Black holes hitting the moon spark new controversy

Scientists have made a new claim about mini black holes that could shed light on the mysterious nature of dark matter…

Scientists have sparked a new debate about black holes that they believe hit the moon,leaving traces on our satellite. In fact, the researchers suggest that these claims will end the existing debate about dark matter. Researchers at Illinois State University (U.S.) and the Canadian Institute for Theoretical Astrophysics have released new explanations for their recent study. Here are the studies and explanations that stand out…
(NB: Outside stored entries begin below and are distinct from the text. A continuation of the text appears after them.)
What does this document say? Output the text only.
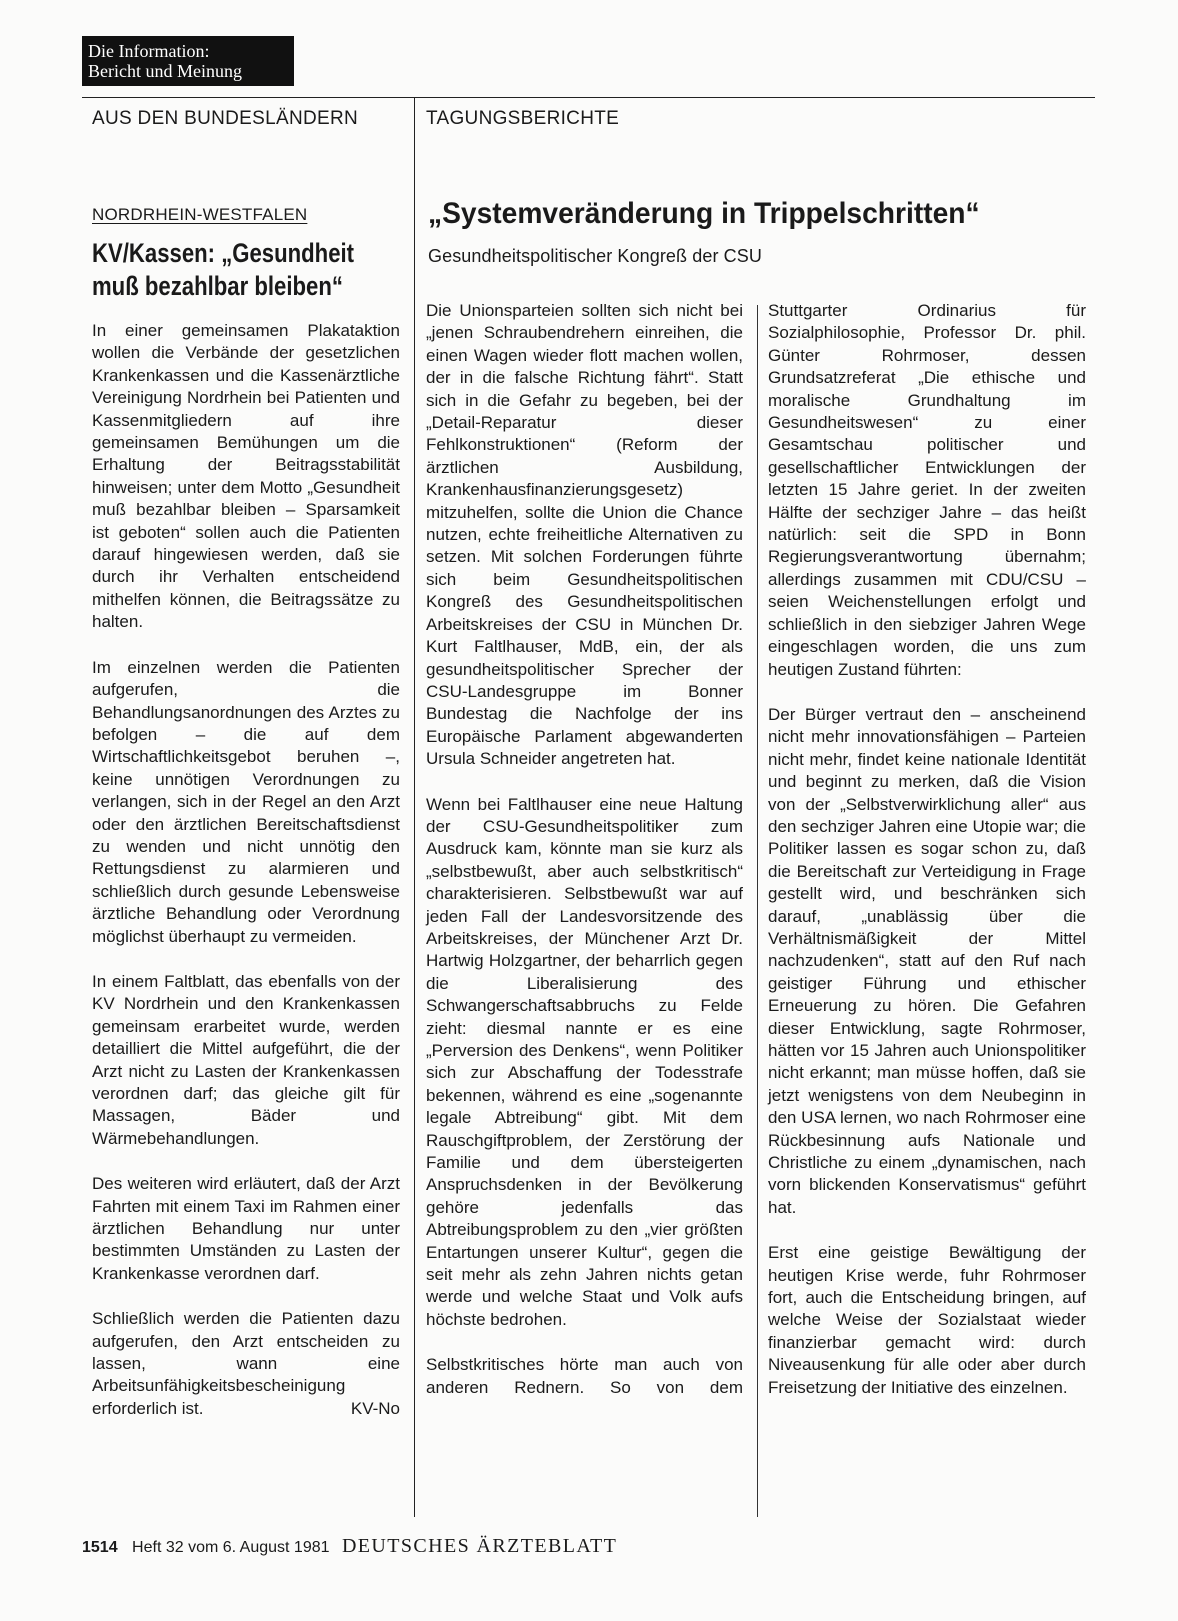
Die Information:
Bericht und Meinung
AUS DEN BUNDESLÄNDERN	TAGUNGSBERICHTE
NORDRHEIN-WESTFALEN
KV/Kassen: „Gesundheit
muß bezahlbar bleiben“
„Systemveränderung in Trippelschritten“
Gesundheitspolitischer Kongreß der CSU

In einer gemeinsamen Plakataktion wollen die Verbände der gesetzlichen Krankenkassen und die Kassenärztliche Vereinigung Nordrhein bei Patienten und Kassenmitgliedern auf ihre gemeinsamen Bemühungen um die Erhaltung der Beitragsstabilität hinweisen; unter dem Motto „Gesundheit muß bezahlbar bleiben – Sparsamkeit ist geboten“ sollen auch die Patienten darauf hingewiesen werden, daß sie durch ihr Verhalten entscheidend mithelfen können, die Beitragssätze zu halten.

Im einzelnen werden die Patienten aufgerufen, die Behandlungsanordnungen des Arztes zu befolgen – die auf dem Wirtschaftlichkeitsgebot beruhen –, keine unnötigen Verordnungen zu verlangen, sich in der Regel an den Arzt oder den ärztlichen Bereitschaftsdienst zu wenden und nicht unnötig den Rettungsdienst zu alarmieren und schließlich durch gesunde Lebensweise ärztliche Behandlung oder Verordnung möglichst überhaupt zu vermeiden.

In einem Faltblatt, das ebenfalls von der KV Nordrhein und den Krankenkassen gemeinsam erarbeitet wurde, werden detailliert die Mittel aufgeführt, die der Arzt nicht zu Lasten der Krankenkassen verordnen darf; das gleiche gilt für Massagen, Bäder und Wärmebehandlungen.

Des weiteren wird erläutert, daß der Arzt Fahrten mit einem Taxi im Rahmen einer ärztlichen Behandlung nur unter bestimmten Umständen zu Lasten der Krankenkasse verordnen darf.

Schließlich werden die Patienten dazu aufgerufen, den Arzt entscheiden zu lassen, wann eine Arbeitsunfähigkeitsbescheinigung

erforderlich ist.	KV-No

Die Unionsparteien sollten sich nicht bei „jenen Schraubendrehern einreihen, die einen Wagen wieder flott machen wollen, der in die falsche Richtung fährt“. Statt sich in die Gefahr zu begeben, bei der „Detail-Reparatur dieser Fehlkonstruktionen“ (Reform der ärztlichen Ausbildung, Krankenhausfinanzierungsgesetz) mitzuhelfen, sollte die Union die Chance nutzen, echte freiheitliche Alternativen zu setzen. Mit solchen Forderungen führte sich beim Gesundheitspolitischen Kongreß des Gesundheitspolitischen Arbeitskreises der CSU in München Dr. Kurt Faltlhauser, MdB, ein, der als gesundheitspolitischer Sprecher der CSU-Landesgruppe im Bonner Bundestag die Nachfolge der ins Europäische Parlament abgewanderten Ursula Schneider angetreten hat.

Wenn bei Faltlhauser eine neue Haltung der CSU-Gesundheitspolitiker zum Ausdruck kam, könnte man sie kurz als „selbstbewußt, aber auch selbstkritisch“ charakterisieren. Selbstbewußt war auf jeden Fall der Landesvorsitzende des Arbeitskreises, der Münchener Arzt Dr. Hartwig Holzgartner, der beharrlich gegen die Liberalisierung des Schwangerschaftsabbruchs zu Felde zieht: diesmal nannte er es eine „Perversion des Denkens“, wenn Politiker sich zur Abschaffung der Todesstrafe bekennen, während es eine „sogenannte legale Abtreibung“ gibt. Mit dem Rauschgiftproblem, der Zerstörung der Familie und dem übersteigerten Anspruchsdenken in der Bevölkerung gehöre jedenfalls das Abtreibungsproblem zu den „vier größten Entartungen unserer Kultur“, gegen die seit mehr als zehn Jahren nichts getan werde und welche Staat und Volk aufs höchste bedrohen.

Selbstkritisches hörte man auch von anderen Rednern. So von dem

Stuttgarter Ordinarius für Sozialphilosophie, Professor Dr. phil. Günter Rohrmoser, dessen Grundsatzreferat „Die ethische und moralische Grundhaltung im Gesundheitswesen“ zu einer Gesamtschau politischer und gesellschaftlicher Entwicklungen der letzten 15 Jahre geriet. In der zweiten Hälfte der sechziger Jahre – das heißt natürlich: seit die SPD in Bonn Regierungsverantwortung übernahm; allerdings zusammen mit CDU/CSU – seien Weichenstellungen erfolgt und schließlich in den siebziger Jahren Wege eingeschlagen worden, die uns zum heutigen Zustand führten:

Der Bürger vertraut den – anscheinend nicht mehr innovationsfähigen – Parteien nicht mehr, findet keine nationale Identität und beginnt zu merken, daß die Vision von der „Selbstverwirklichung aller“ aus den sechziger Jahren eine Utopie war; die Politiker lassen es sogar schon zu, daß die Bereitschaft zur Verteidigung in Frage gestellt wird, und beschränken sich darauf, „unablässig über die Verhältnismäßigkeit der Mittel nachzudenken“, statt auf den Ruf nach geistiger Führung und ethischer Erneuerung zu hören. Die Gefahren dieser Entwicklung, sagte Rohrmoser, hätten vor 15 Jahren auch Unionspolitiker nicht erkannt; man müsse hoffen, daß sie jetzt wenigstens von dem Neubeginn in den USA lernen, wo nach Rohrmoser eine Rückbesinnung aufs Nationale und Christliche zu einem „dynamischen, nach vorn blickenden Konservatismus“ geführt hat.

Erst eine geistige Bewältigung der heutigen Krise werde, fuhr Rohrmoser fort, auch die Entscheidung bringen, auf welche Weise der Sozialstaat wieder finanzierbar gemacht wird: durch Niveausenkung für alle oder aber durch Freisetzung der Initiative des einzelnen.

1514 Heft 32 vom 6. August 1981 DEUTSCHES ÄRZTEBLATT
We have to study the moon for black holes!

The paper, published by two researchers at the Royal Astronomical Society,attracted a lot of attention. The study’s co-author, physicist Dr. Matt Caplanof Illinois State University, told CNET. Recently, the physicist said we could find fingerprints of black holes on the moon.

Black holes and dark matter debate

According to the study, black holes the size of atoms formed shortly after the Big Bang. These hyper-dense objects moved all over the universe and hit the moon. These mini-objects hit many cosmic bodies, including Earth, the study authors said. However, due to the thin atmosphere of the moon, our satellite was not as lucky as we were.
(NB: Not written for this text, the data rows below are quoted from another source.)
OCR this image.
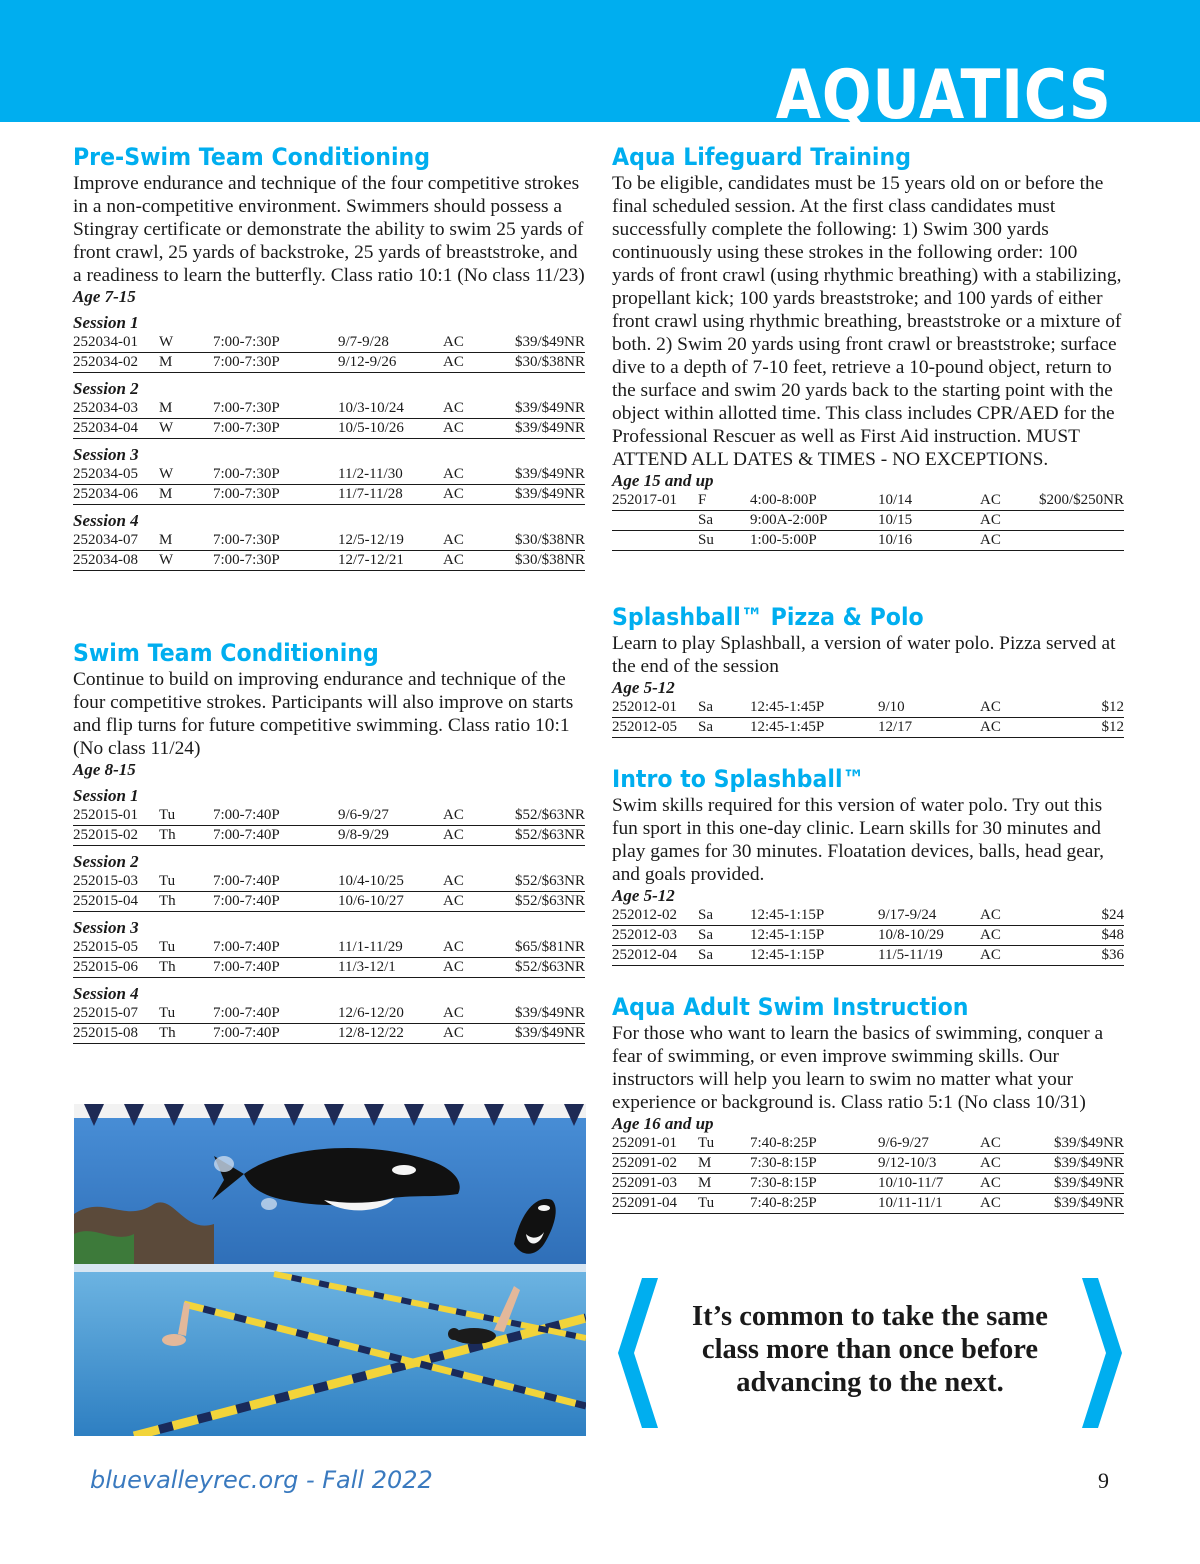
AQUATICS
Pre-Swim Team Conditioning
Improve endurance and technique of the four competitive strokes in a non-competitive environment. Swimmers should possess a Stingray certificate or demonstrate the ability to swim 25 yards of front crawl, 25 yards of backstroke, 25 yards of breaststroke, and a readiness to learn the butterfly. Class ratio 10:1 (No class 11/23)
Age 7-15
Session 1
252034-01 W	7:00-7:30P	9/7-9/28	AC	$39/$49NR
252034-02 M	7:00-7:30P	9/12-9/26	AC	$30/$38NR
Session 2
252034-03 M	7:00-7:30P	10/3-10/24	AC	$39/$49NR
252034-04 W	7:00-7:30P	10/5-10/26	AC	$39/$49NR
Session 3
252034-05 W	7:00-7:30P	11/2-11/30	AC	$39/$49NR
252034-06 M	7:00-7:30P	11/7-11/28	AC	$39/$49NR
Session 4
252034-07 M	7:00-7:30P	12/5-12/19	AC	$30/$38NR
252034-08 W	7:00-7:30P	12/7-12/21	AC	$30/$38NR
Swim Team Conditioning
Continue to build on improving endurance and technique of the four competitive strokes. Participants will also improve on starts and flip turns for future competitive swimming. Class ratio 10:1 (No class 11/24)
Age 8-15
Session 1
252015-01 Tu	7:00-7:40P	9/6-9/27	AC	$52/$63NR
252015-02 Th 7:00-7:40P	9/8-9/29	AC	$52/$63NR
Session 2
252015-03 Tu	7:00-7:40P	10/4-10/25	AC	$52/$63NR
252015-04 Th 7:00-7:40P	10/6-10/27	AC	$52/$63NR
Session 3
252015-05 Tu	7:00-7:40P	11/1-11/29	AC	$65/$81NR
252015-06 Th 7:00-7:40P	11/3-12/1	AC	$52/$63NR
Session 4
252015-07 Tu	7:00-7:40P	12/6-12/20	AC	$39/$49NR
252015-08 Th 7:00-7:40P	12/8-12/22	AC	$39/$49NR
Aqua Lifeguard Training
To be eligible, candidates must be 15 years old on or before the final scheduled session. At the first class candidates must successfully complete the following: 1) Swim 300 yards continuously using these strokes in the following order: 100 yards of front crawl (using rhythmic breathing) with a stabilizing, propellant kick; 100 yards breaststroke; and 100 yards of either front crawl using rhythmic breathing, breaststroke or a mixture of both. 2) Swim 20 yards using front crawl or breaststroke; surface dive to a depth of 7-10 feet, retrieve a 10-pound object, return to the surface and swim 20 yards back to the starting point with the object within allotted time. This class includes CPR/AED for the Professional Rescuer as well as First Aid instruction. MUST ATTEND ALL DATES & TIMES - NO EXCEPTIONS.
Age 15 and up
252017-01 F	4:00-8:00P	10/14	AC	$200/$250NR
Sa 9:00A-2:00P	10/15	AC
Su 1:00-5:00P	10/16	AC
Splashball™ Pizza & Polo
Learn to play Splashball, a version of water polo. Pizza served at the end of the session
Age 5-12
252012-01 Sa 12:45-1:45P	9/10	AC	$12
252012-05 Sa 12:45-1:45P	12/17	AC	$12
Intro to Splashball™
Swim skills required for this version of water polo. Try out this fun sport in this one-day clinic. Learn skills for 30 minutes and play games for 30 minutes. Floatation devices, balls, head gear, and goals provided.
Age 5-12
252012-02 Sa 12:45-1:15P	9/17-9/24	AC	$24
252012-03 Sa 12:45-1:15P	10/8-10/29 AC	$48
252012-04 Sa 12:45-1:15P	11/5-11/19 AC	$36
Aqua Adult Swim Instruction
For those who want to learn the basics of swimming, conquer a fear of swimming, or even improve swimming skills. Our instructors will help you learn to swim no matter what your experience or background is. Class ratio 5:1 (No class 10/31)
Age 16 and up
252091-01 Tu 7:40-8:25P	9/6-9/27	AC	$39/$49NR
252091-02 M	7:30-8:15P	9/12-10/3	AC	$39/$49NR
252091-03 M	7:30-8:15P	10/10-11/7 AC	$39/$49NR
252091-04 Tu 7:40-8:25P	10/11-11/1 AC	$39/$49NR
It’s common to take the same class more than once before advancing to the next.
bluevalleyrec.org - Fall 2022	9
The study’s co-author, theoretical physicist Almog Yalinewichof the Canadian Institute for Theoretical Astrophysics, explained. “There’s basically nothing special about the moon,” Yalinewich said. The only reason we’re looking at the moon is because we know more. Some moons of Neptune, Jupiter or Mercury may also be good candidates,” he said.

Dark matter and black hole

Going a step further, the researchers said traces of the collision may still be on the moon. The impact will create small craters several meters wide with different shapes and characteristics than conventional asteroid impacts, the researchers said.

The team claims that if we find craters on the moon that fit this definition, we will prove the existence of these small, primitive black holes. To do so, he says, we’ll find these craters on future manned lunar missions like NASA’s Artemis program.

The researchers suggest the findings could shed light on dark matter. Many physicists believe that dark matter explains the majority of matter in the universe. According to the paper, scientists believe dark matter is made up of black holes made up of density fluctuations in the primitive universe. Therefore, if the mini black holes at the beginning of the universe pierced the moon, there is a possibility that dark matter will leave behind.